- Pearce in Perry Mason, 1959
- Born: Henry Wynne Pearce Jr. November 7, 1928 Orange, Texas, U.S.
- Died: December 11, 1990 (aged 62) San Clemente, California, U.S.
- Education: University of Southern California
- Occupation: Television actor
- Years active: 1955–1990

= Wynn Pearce =

American television actor (1929–1990)

Henry Wynne Pearce Jr. (November 7, 1928 – December 11, 1990) was an American television actor. He was known for playing the role of Deputy Marshal Steve Corbie in the first season of the American western television series Outlaws.

== Life and career ==
Pearce was born in Orange, Texas, the son of a physician. He served in the United States Army, later being discharged in 1954. Pearce began his career in 1955 in New York, in which he covered for actor, Andy Griffith in playing Captain Charles in the Broadway play No Time for Sergeants. He then played Arthur in the Broadway play Maybe Tuesday, in 1958. With his film and television career, Pearce joined the cast of the western television series Outlaws for its first season, in which he played the role of Deputy Marshal Steve Corbie, after Jock Gaynor left the series after nine episodes. Gaynor played the role of Deputy Marshal Heck Martin.

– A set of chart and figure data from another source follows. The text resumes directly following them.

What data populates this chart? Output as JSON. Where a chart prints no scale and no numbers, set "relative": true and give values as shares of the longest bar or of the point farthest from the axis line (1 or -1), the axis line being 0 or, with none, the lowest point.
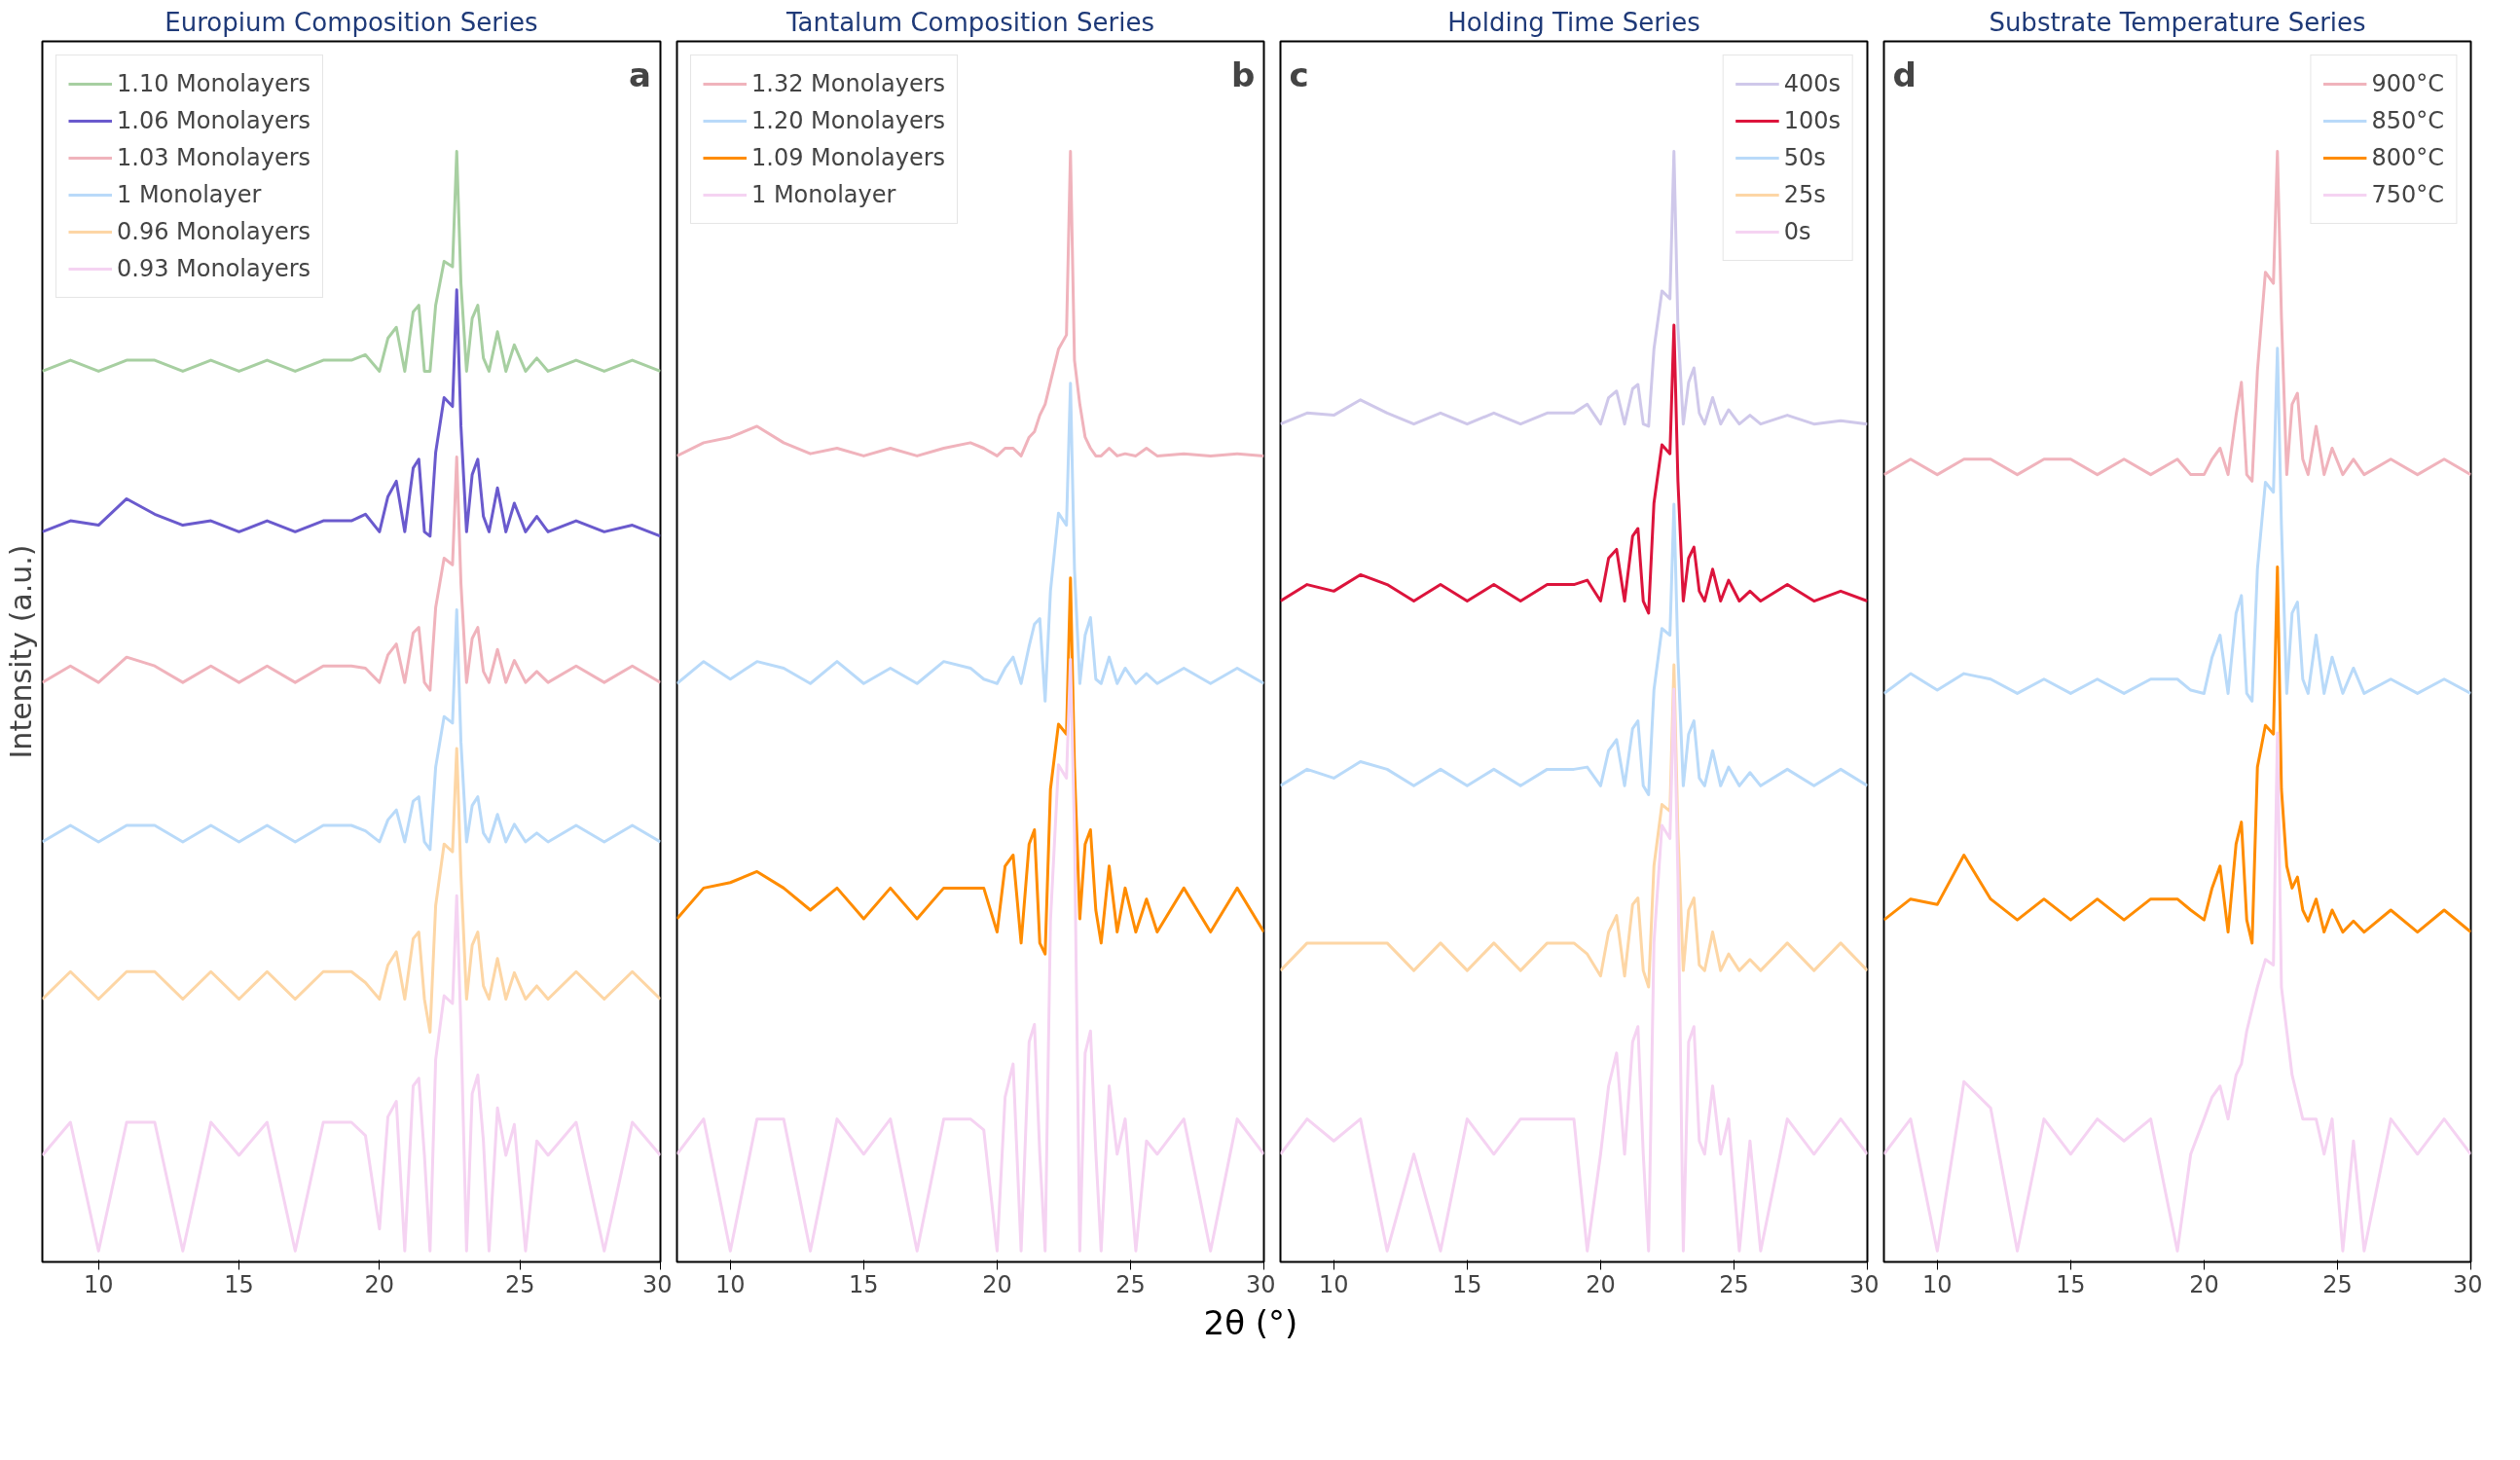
{
  "chart_data": [
    {
      "type": "line",
      "title": "Europium Composition Series",
      "ylabel": "Intensity (a.u.)",
      "relative": true,
      "legend": "top left",
      "grid": false,
      "marker": "none",
      "line_style": "solid",
      "annotations": [
        "a"
      ],
      "xlim": [
        8,
        30
      ],
      "xticks": [
        10,
        15,
        20,
        25,
        30
      ],
      "x": [
        8,
        9,
        10,
        11,
        12,
        13,
        14,
        15,
        16,
        17,
        18,
        19,
        19.5,
        20,
        20.3,
        20.6,
        20.9,
        21.2,
        21.4,
        21.6,
        21.8,
        22.0,
        22.3,
        22.6,
        22.75,
        22.9,
        23.1,
        23.3,
        23.5,
        23.7,
        23.9,
        24.2,
        24.5,
        24.8,
        25.2,
        25.6,
        26,
        27,
        28,
        29,
        30
      ],
      "series": [
        {
          "name": "1.10 Monolayers",
          "color": "#a7cfa1",
          "values": [
            0.8,
            0.81,
            0.8,
            0.81,
            0.81,
            0.8,
            0.81,
            0.8,
            0.81,
            0.8,
            0.81,
            0.81,
            0.815,
            0.8,
            0.83,
            0.84,
            0.8,
            0.854,
            0.86,
            0.8,
            0.8,
            0.86,
            0.9,
            0.895,
            1.0,
            0.88,
            0.8,
            0.848,
            0.86,
            0.812,
            0.8,
            0.836,
            0.8,
            0.824,
            0.8,
            0.812,
            0.8,
            0.81,
            0.8,
            0.81,
            0.8
          ]
        },
        {
          "name": "1.06 Monolayers",
          "color": "#6a5acd",
          "values": [
            0.654,
            0.664,
            0.66,
            0.684,
            0.67,
            0.66,
            0.664,
            0.654,
            0.664,
            0.654,
            0.664,
            0.664,
            0.67,
            0.654,
            0.686,
            0.7,
            0.654,
            0.712,
            0.72,
            0.654,
            0.65,
            0.726,
            0.776,
            0.768,
            0.874,
            0.75,
            0.654,
            0.706,
            0.72,
            0.668,
            0.654,
            0.694,
            0.654,
            0.68,
            0.654,
            0.668,
            0.654,
            0.664,
            0.654,
            0.66,
            0.65
          ]
        },
        {
          "name": "1.03 Monolayers",
          "color": "#f0b3bc",
          "values": [
            0.517,
            0.532,
            0.517,
            0.54,
            0.532,
            0.517,
            0.532,
            0.517,
            0.532,
            0.517,
            0.532,
            0.532,
            0.53,
            0.517,
            0.542,
            0.552,
            0.517,
            0.562,
            0.567,
            0.517,
            0.51,
            0.585,
            0.63,
            0.624,
            0.722,
            0.607,
            0.517,
            0.557,
            0.567,
            0.527,
            0.517,
            0.547,
            0.517,
            0.537,
            0.517,
            0.527,
            0.517,
            0.532,
            0.517,
            0.532,
            0.517
          ]
        },
        {
          "name": "1 Monolayer",
          "color": "#b9daf9",
          "values": [
            0.372,
            0.387,
            0.372,
            0.387,
            0.387,
            0.372,
            0.387,
            0.372,
            0.387,
            0.372,
            0.387,
            0.387,
            0.382,
            0.372,
            0.392,
            0.401,
            0.372,
            0.409,
            0.413,
            0.372,
            0.365,
            0.44,
            0.486,
            0.48,
            0.583,
            0.463,
            0.372,
            0.405,
            0.413,
            0.38,
            0.372,
            0.397,
            0.372,
            0.388,
            0.372,
            0.38,
            0.372,
            0.387,
            0.372,
            0.387,
            0.372
          ]
        },
        {
          "name": "0.96 Monolayers",
          "color": "#fdd6a5",
          "values": [
            0.229,
            0.254,
            0.229,
            0.254,
            0.254,
            0.229,
            0.254,
            0.229,
            0.254,
            0.229,
            0.254,
            0.254,
            0.244,
            0.229,
            0.26,
            0.272,
            0.229,
            0.284,
            0.29,
            0.229,
            0.199,
            0.314,
            0.37,
            0.363,
            0.457,
            0.342,
            0.229,
            0.278,
            0.29,
            0.241,
            0.229,
            0.266,
            0.229,
            0.253,
            0.229,
            0.241,
            0.229,
            0.254,
            0.229,
            0.254,
            0.229
          ]
        },
        {
          "name": "0.93 Monolayers",
          "color": "#f5d3f2",
          "values": [
            0.087,
            0.117,
            0,
            0.117,
            0.117,
            0,
            0.117,
            0.087,
            0.117,
            0,
            0.117,
            0.117,
            0.105,
            0.02,
            0.122,
            0.136,
            0,
            0.15,
            0.157,
            0.087,
            0,
            0.174,
            0.232,
            0.225,
            0.323,
            0.203,
            0,
            0.143,
            0.16,
            0.1,
            0,
            0.13,
            0.087,
            0.115,
            0,
            0.1,
            0.087,
            0.117,
            0,
            0.117,
            0.087
          ]
        }
      ]
    },
    {
      "type": "line",
      "title": "Tantalum Composition Series",
      "xlabel": "2θ (°)",
      "relative": true,
      "legend": "top left",
      "grid": false,
      "marker": "none",
      "line_style": "solid",
      "annotations": [
        "b"
      ],
      "xlim": [
        8,
        30
      ],
      "xticks": [
        10,
        15,
        20,
        25,
        30
      ],
      "x": [
        8,
        9,
        10,
        11,
        12,
        13,
        14,
        15,
        16,
        17,
        18,
        19,
        19.5,
        20,
        20.3,
        20.6,
        20.9,
        21.2,
        21.4,
        21.6,
        21.8,
        22.0,
        22.3,
        22.6,
        22.75,
        22.9,
        23.1,
        23.3,
        23.5,
        23.7,
        23.9,
        24.2,
        24.5,
        24.8,
        25.2,
        25.6,
        26,
        27,
        28,
        29,
        30
      ],
      "series": [
        {
          "name": "1.32 Monolayers",
          "color": "#f0b3bc",
          "values": [
            0.723,
            0.735,
            0.74,
            0.75,
            0.735,
            0.725,
            0.73,
            0.723,
            0.73,
            0.723,
            0.73,
            0.735,
            0.73,
            0.723,
            0.73,
            0.73,
            0.723,
            0.74,
            0.745,
            0.76,
            0.77,
            0.79,
            0.82,
            0.833,
            1.0,
            0.81,
            0.77,
            0.74,
            0.73,
            0.723,
            0.723,
            0.73,
            0.723,
            0.725,
            0.723,
            0.73,
            0.723,
            0.725,
            0.723,
            0.725,
            0.723
          ]
        },
        {
          "name": "1.20 Monolayers",
          "color": "#b9daf9",
          "values": [
            0.516,
            0.536,
            0.52,
            0.536,
            0.53,
            0.516,
            0.536,
            0.516,
            0.53,
            0.516,
            0.536,
            0.53,
            0.52,
            0.516,
            0.53,
            0.54,
            0.516,
            0.55,
            0.57,
            0.575,
            0.5,
            0.6,
            0.671,
            0.66,
            0.789,
            0.62,
            0.516,
            0.56,
            0.576,
            0.52,
            0.516,
            0.54,
            0.516,
            0.53,
            0.516,
            0.525,
            0.516,
            0.53,
            0.516,
            0.53,
            0.516
          ]
        },
        {
          "name": "1.09 Monolayers",
          "color": "#ff8c00",
          "values": [
            0.302,
            0.33,
            0.335,
            0.345,
            0.33,
            0.31,
            0.33,
            0.302,
            0.33,
            0.302,
            0.33,
            0.33,
            0.33,
            0.29,
            0.35,
            0.36,
            0.28,
            0.37,
            0.383,
            0.28,
            0.27,
            0.42,
            0.479,
            0.47,
            0.612,
            0.44,
            0.302,
            0.37,
            0.383,
            0.31,
            0.28,
            0.35,
            0.29,
            0.33,
            0.29,
            0.32,
            0.29,
            0.33,
            0.29,
            0.33,
            0.29
          ]
        },
        {
          "name": "1 Monolayer",
          "color": "#f5d3f2",
          "values": [
            0.088,
            0.12,
            0,
            0.12,
            0.12,
            0,
            0.12,
            0.088,
            0.12,
            0,
            0.12,
            0.12,
            0.11,
            0,
            0.14,
            0.17,
            0,
            0.19,
            0.206,
            0.088,
            0,
            0.3,
            0.442,
            0.43,
            0.538,
            0.38,
            0,
            0.18,
            0.2,
            0.09,
            0,
            0.15,
            0.088,
            0.12,
            0,
            0.1,
            0.088,
            0.12,
            0,
            0.12,
            0.088
          ]
        }
      ]
    },
    {
      "type": "line",
      "title": "Holding Time Series",
      "relative": true,
      "legend": "top right",
      "grid": false,
      "marker": "none",
      "line_style": "solid",
      "annotations": [
        "c"
      ],
      "xlim": [
        8,
        30
      ],
      "xticks": [
        10,
        15,
        20,
        25,
        30
      ],
      "x": [
        8,
        9,
        10,
        11,
        12,
        13,
        14,
        15,
        16,
        17,
        18,
        19,
        19.5,
        20,
        20.3,
        20.6,
        20.9,
        21.2,
        21.4,
        21.6,
        21.8,
        22.0,
        22.3,
        22.6,
        22.75,
        22.9,
        23.1,
        23.3,
        23.5,
        23.7,
        23.9,
        24.2,
        24.5,
        24.8,
        25.2,
        25.6,
        26,
        27,
        28,
        29,
        30
      ],
      "series": [
        {
          "name": "400s",
          "color": "#cfc8ea",
          "values": [
            0.752,
            0.762,
            0.76,
            0.774,
            0.762,
            0.752,
            0.762,
            0.752,
            0.762,
            0.752,
            0.762,
            0.762,
            0.77,
            0.752,
            0.776,
            0.782,
            0.752,
            0.784,
            0.788,
            0.752,
            0.75,
            0.82,
            0.873,
            0.866,
            1.0,
            0.84,
            0.752,
            0.79,
            0.803,
            0.762,
            0.752,
            0.776,
            0.752,
            0.765,
            0.752,
            0.76,
            0.752,
            0.76,
            0.752,
            0.755,
            0.752
          ]
        },
        {
          "name": "100s",
          "color": "#dc143c",
          "values": [
            0.591,
            0.606,
            0.6,
            0.615,
            0.606,
            0.591,
            0.606,
            0.591,
            0.606,
            0.591,
            0.606,
            0.606,
            0.61,
            0.591,
            0.63,
            0.638,
            0.591,
            0.65,
            0.657,
            0.591,
            0.58,
            0.68,
            0.733,
            0.725,
            0.842,
            0.7,
            0.591,
            0.63,
            0.64,
            0.6,
            0.591,
            0.62,
            0.591,
            0.61,
            0.591,
            0.6,
            0.591,
            0.606,
            0.591,
            0.6,
            0.591
          ]
        },
        {
          "name": "50s",
          "color": "#b9daf9",
          "values": [
            0.423,
            0.438,
            0.43,
            0.445,
            0.438,
            0.423,
            0.438,
            0.423,
            0.438,
            0.423,
            0.438,
            0.438,
            0.44,
            0.423,
            0.455,
            0.465,
            0.423,
            0.475,
            0.482,
            0.423,
            0.415,
            0.51,
            0.566,
            0.56,
            0.679,
            0.54,
            0.423,
            0.47,
            0.482,
            0.43,
            0.423,
            0.455,
            0.423,
            0.44,
            0.423,
            0.435,
            0.423,
            0.438,
            0.423,
            0.438,
            0.423
          ]
        },
        {
          "name": "25s",
          "color": "#fdd6a5",
          "values": [
            0.255,
            0.28,
            0.28,
            0.28,
            0.28,
            0.255,
            0.28,
            0.255,
            0.28,
            0.255,
            0.28,
            0.28,
            0.27,
            0.25,
            0.29,
            0.305,
            0.25,
            0.315,
            0.321,
            0.255,
            0.24,
            0.35,
            0.406,
            0.4,
            0.533,
            0.38,
            0.255,
            0.31,
            0.321,
            0.26,
            0.255,
            0.29,
            0.255,
            0.27,
            0.255,
            0.265,
            0.255,
            0.28,
            0.255,
            0.28,
            0.255
          ]
        },
        {
          "name": "0s",
          "color": "#f5d3f2",
          "values": [
            0.088,
            0.12,
            0.1,
            0.12,
            0,
            0.088,
            0,
            0.12,
            0.088,
            0.12,
            0.12,
            0.12,
            0,
            0.088,
            0.15,
            0.18,
            0.088,
            0.19,
            0.204,
            0.088,
            0,
            0.28,
            0.387,
            0.375,
            0.511,
            0.34,
            0,
            0.19,
            0.204,
            0.1,
            0.088,
            0.15,
            0.088,
            0.12,
            0,
            0.1,
            0,
            0.12,
            0.088,
            0.12,
            0.088
          ]
        }
      ]
    },
    {
      "type": "line",
      "title": "Substrate Temperature Series",
      "relative": true,
      "legend": "top right",
      "grid": false,
      "marker": "none",
      "line_style": "solid",
      "annotations": [
        "d"
      ],
      "xlim": [
        8,
        30
      ],
      "xticks": [
        10,
        15,
        20,
        25,
        30
      ],
      "x": [
        8,
        9,
        10,
        11,
        12,
        13,
        14,
        15,
        16,
        17,
        18,
        19,
        19.5,
        20,
        20.3,
        20.6,
        20.9,
        21.2,
        21.4,
        21.6,
        21.8,
        22.0,
        22.3,
        22.6,
        22.75,
        22.9,
        23.1,
        23.3,
        23.5,
        23.7,
        23.9,
        24.2,
        24.5,
        24.8,
        25.2,
        25.6,
        26,
        27,
        28,
        29,
        30
      ],
      "series": [
        {
          "name": "900°C",
          "color": "#f0b3bc",
          "values": [
            0.706,
            0.72,
            0.706,
            0.72,
            0.72,
            0.706,
            0.72,
            0.72,
            0.706,
            0.72,
            0.706,
            0.72,
            0.706,
            0.706,
            0.72,
            0.73,
            0.706,
            0.76,
            0.79,
            0.706,
            0.7,
            0.8,
            0.89,
            0.88,
            1.0,
            0.85,
            0.706,
            0.77,
            0.78,
            0.72,
            0.706,
            0.75,
            0.706,
            0.73,
            0.706,
            0.72,
            0.706,
            0.72,
            0.706,
            0.72,
            0.706
          ]
        },
        {
          "name": "850°C",
          "color": "#b9daf9",
          "values": [
            0.507,
            0.525,
            0.51,
            0.525,
            0.52,
            0.507,
            0.52,
            0.507,
            0.52,
            0.507,
            0.52,
            0.52,
            0.51,
            0.507,
            0.54,
            0.56,
            0.507,
            0.58,
            0.596,
            0.507,
            0.5,
            0.62,
            0.699,
            0.69,
            0.821,
            0.66,
            0.507,
            0.58,
            0.59,
            0.52,
            0.507,
            0.56,
            0.507,
            0.54,
            0.507,
            0.53,
            0.507,
            0.52,
            0.507,
            0.52,
            0.507
          ]
        },
        {
          "name": "800°C",
          "color": "#ff8c00",
          "values": [
            0.301,
            0.32,
            0.315,
            0.36,
            0.32,
            0.301,
            0.32,
            0.301,
            0.32,
            0.301,
            0.32,
            0.32,
            0.31,
            0.301,
            0.33,
            0.35,
            0.29,
            0.37,
            0.39,
            0.301,
            0.28,
            0.44,
            0.478,
            0.47,
            0.622,
            0.42,
            0.35,
            0.33,
            0.34,
            0.31,
            0.3,
            0.32,
            0.29,
            0.31,
            0.29,
            0.3,
            0.29,
            0.31,
            0.29,
            0.31,
            0.29
          ]
        },
        {
          "name": "750°C",
          "color": "#f5d3f2",
          "values": [
            0.088,
            0.12,
            0,
            0.154,
            0.13,
            0,
            0.12,
            0.088,
            0.12,
            0.1,
            0.12,
            0,
            0.088,
            0.12,
            0.14,
            0.15,
            0.12,
            0.16,
            0.17,
            0.2,
            0.22,
            0.24,
            0.265,
            0.26,
            0.471,
            0.24,
            0.2,
            0.16,
            0.14,
            0.12,
            0.12,
            0.12,
            0.088,
            0.12,
            0,
            0.1,
            0,
            0.12,
            0.088,
            0.12,
            0.088
          ]
        }
      ]
    }
  ]
}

Pearce guest-starred in television programs including Gunsmoke, Bonanza, Steve Canyon, 12 O'Clock High, Perry Mason, Maverick, Tales of Wells Fargo, Sugarfoot, The Phil Silvers Show and 77 Sunset Strip. In 1968, he played the lead role of "Sir Charles Dilke" in Michael Dynes's presentation. Pearce attended the University of Southern California, earning his master's degree. After attending, he worked at the University of Arizona, where Pearce taught about theatre occupations such as, performing and directing. He also worked at the United States International University in San Diego, California, where he then later worked at the public community college Saddleback College, in which Pearce was an academic professor, from 1974 until his death from complications of a brief illness. Pearce never married nor had any children.

== Death ==
Pearce died on December 11, 1990, in San Clemente, California, at the age of 62. His body was cremated.